In the present case, sodium stibogluconate therapy resulted in a drastic fall in Hb from a pretreatment value of 7.2 g/dl to 3.5 g/dl on Day 20 of therapy. This was associated with a corrected reticulocyte count of 1.1%. After 4 days of withdrawal of the offending drug, there was a marked rise in the corrected reticulocyte count (from 1.1% to 10%). As reticulocyte count is an early, effective, and sensitive parameter of erythroid regeneration, this rise in reticulocyte count is a reliable indicator of the beginning of erythroid regenerative activity, hence the reversal of erythroid toxicity. The rise in Hb (by 1.5 g/dl) is partly explained by one unit of blood transfusion; 0.5 g/dl may be attributable to a technical error in the Hb estimation. The bone marrow aspiration done at the time of diagnosis of leishmaniasis did not show any features of erythroid toxicity, thereby ruling out a leishmanial infection as the cause of erythroid toxicity.

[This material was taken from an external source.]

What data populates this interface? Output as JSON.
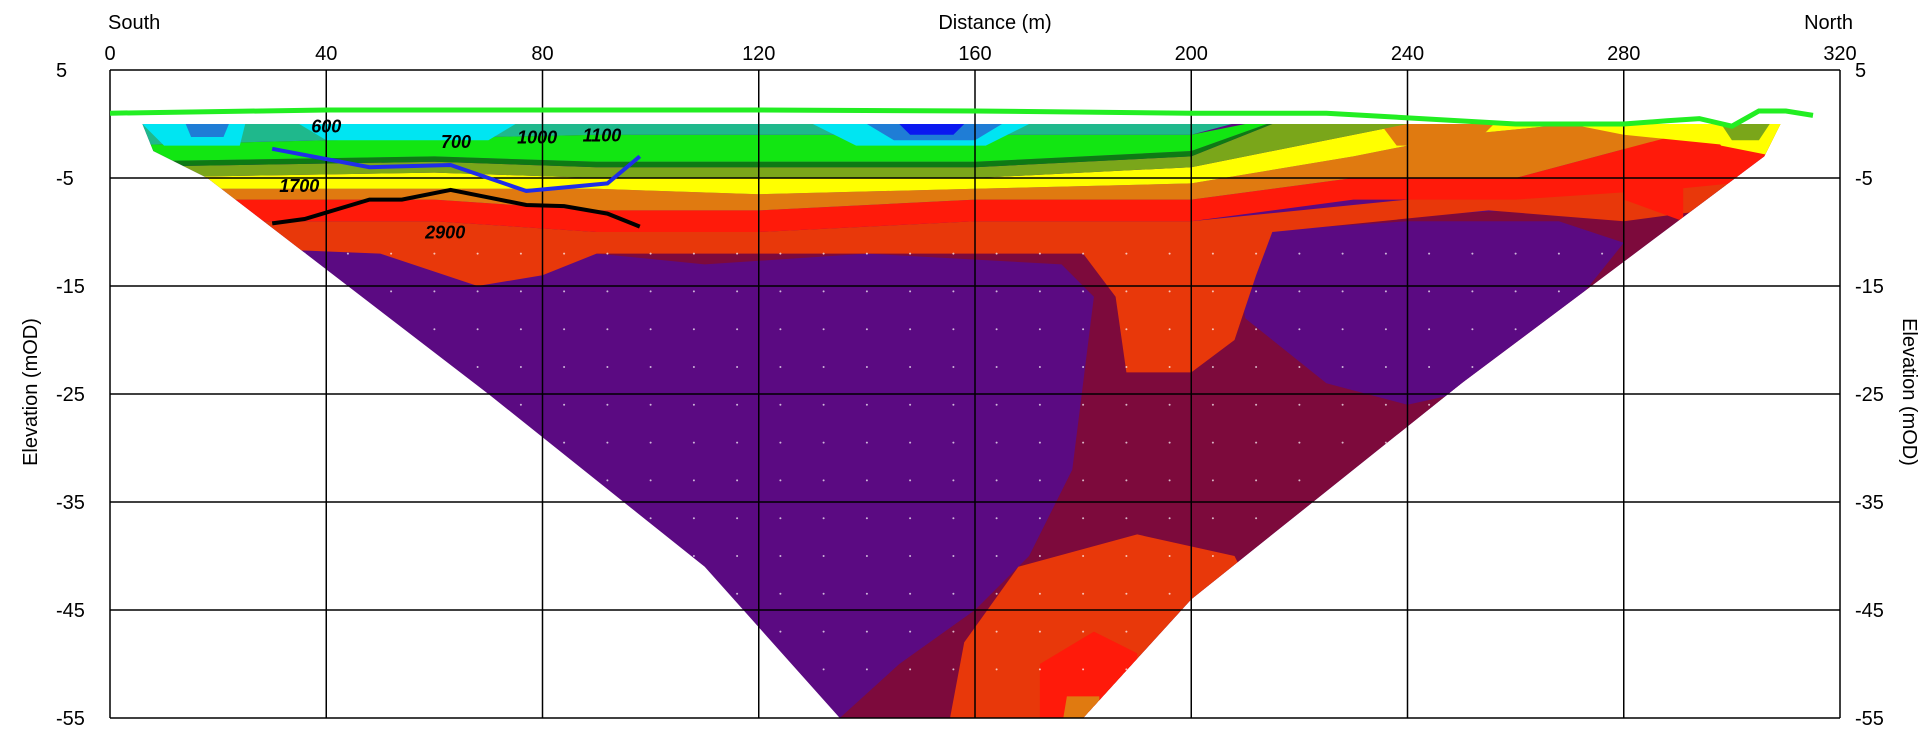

To the best of our knowledge, there has been only a single case report in medical literature by Hernandez, et al. [2] regarding this unusual complication of antimonial therapy in a HIV-positive patient who otherwise responded to treatment. However, the present case was HIV-negative and resistant to sodium stibogluconate. One common aspect between our case and the reference case was that the toxicity was reversible by discontinuing the drug in both the instances. Erythroid toxicity has also been documented with other drugs like alcohol and chloramphenicol. [3] Despite extensive research efforts, the pathogenesis of chloramphenicol associated blood dyscrasia is unclear. The exact mechanism of acute erythroid toxicity of antimonial therapy also remains an enigma.


1Sheikha A. Dyserythropoiesis in 105 patients with visceral leishmaniasis. Lab Hematol 2004;10:206-11.
2Hernandez JA, Navarro JT, Force L. Acute toxicity in erythroid bone marrow progenitors after antimonial therapy. Haematologica 2001;86:1319.
3Casagrande G, Michot F. Alcohol-induced bone marrow damage: Status before and after a 4-week period of abstinence from alcohol with or without disulfiram: Arandomized bone marrow study in alcohol-dependent individuals. Blut 1989;59:231-6.